Lavoro, casa, figli, una triade che ha sovraccaricato le madri lavoratrici durante il lockdown, fino a pericolosi accumuli di stress o alla perdita del lavoro. Con un incremento vertiginoso delle violenze domestiche, più difficili da evitare, obbligati in casa

È marzo, il mese in cui cominciamo a sentirci rinnovati grazie ai primi segnali della primavera. Quella Primavera che il fiorentino Sandro Botticelli, alla fine del XV secolo, rappresentò con il regno di Venere secondo l’iconografia neoplatonica di Marsilio Ficino: un mondo femminile (pur se animato da Mercurio, Zefiro, Cupido) che pare idilliaco, ma che idilliaco non è mai stato. Proprio in questo mese, e quasi ovunque l’8 marzo, si celebra la Giornata Internazionale della Donna, adottata dai paesi europei nel 1911 (gli Stati Uniti fecero da apripista il 28 febbraio 1909) perché le donne potessero far sentire la propria voce, grazie a una proposta della  socialista tedesca Clara Zetkin durante la seconda Conferenza Internazionale delle Donne Socialiste tenutasi a Copenaghen nel 1910. Centoundici anni dopo questa giornata rinnova, invece che un idillio, la necessità per le donne di gridare a una parità di genere lontana. Con discriminazioni, violenze verbali e psicologiche, ma anche brutalmente fisiche, sin troppo vicine. Una situazione che la pandemia Covid-19 ha decisamente peggiorato, facendo battezzare questa nuova crisi she-cession (unendo il pronome she, lei in inglese, a quello di recession, recessione), in direzione opposta alla crisi del 2008 in cui si parlò di he-cession (he, lui in inglese).
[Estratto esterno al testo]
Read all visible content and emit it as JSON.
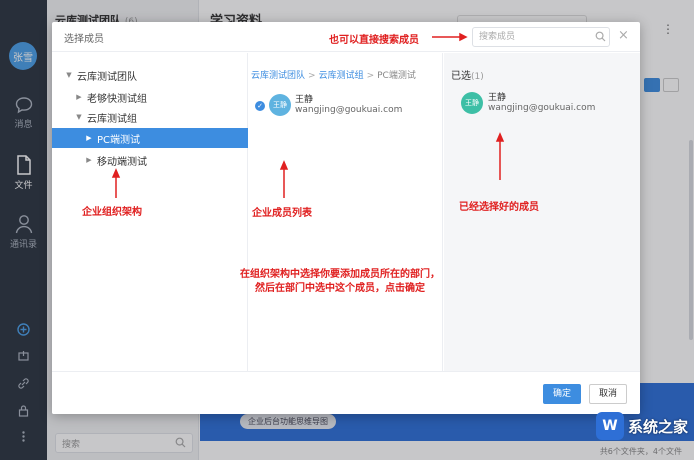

Una retrocessione mondiale. Secondo Anita Bathia, vicedirettrice esecutiva di Un Women, l’agenzia delle Nazioni Unite che si occupa di empowerment femminile, la pandemia di Covid-19 “potrebbe spazzare via 25 anni di passi avanti nel campo dell’uguaglianza di genere”. A causa dell’impatto della crisi sanitaria, infatti, le ore che le donne dedicano alle faccende domestiche e all’assistenza familiare (dati già alti prima del coronavirus) stanno significativamente aumentando, con un “rischio reale di tornare agli stereotipi di genere degli anni ’50”, ha sottolineato Bathia alla BBC. Le chiusure a singhiozzo di asili e scuole hanno sovraccaricato le donne con figli, costrette a conciliare lavoro e istruzione, cura della casa, assistenza di genitori anziani, peggiorando quel lavoro extra e non retribuito che, anche al di là della situazione pandemica, va spesso a colmare la mancanza di servizi e welfare sociale, e di rado è riconosciuto come lavoro dalla società. Altro campanello di allarme segnalato dalla vicedirettrice di Un Women è che per via di questo carico aggiuntivo “molte donne in realtà non stanno tornando a lavorare” dopo i primi lockdown nazionali a livello globale. Solo nel mese di settembre 2020, “negli Stati Uniti, circa 865mila donne hanno abbandonato la forza lavoro rispetto a 200mila uomini”, racconta.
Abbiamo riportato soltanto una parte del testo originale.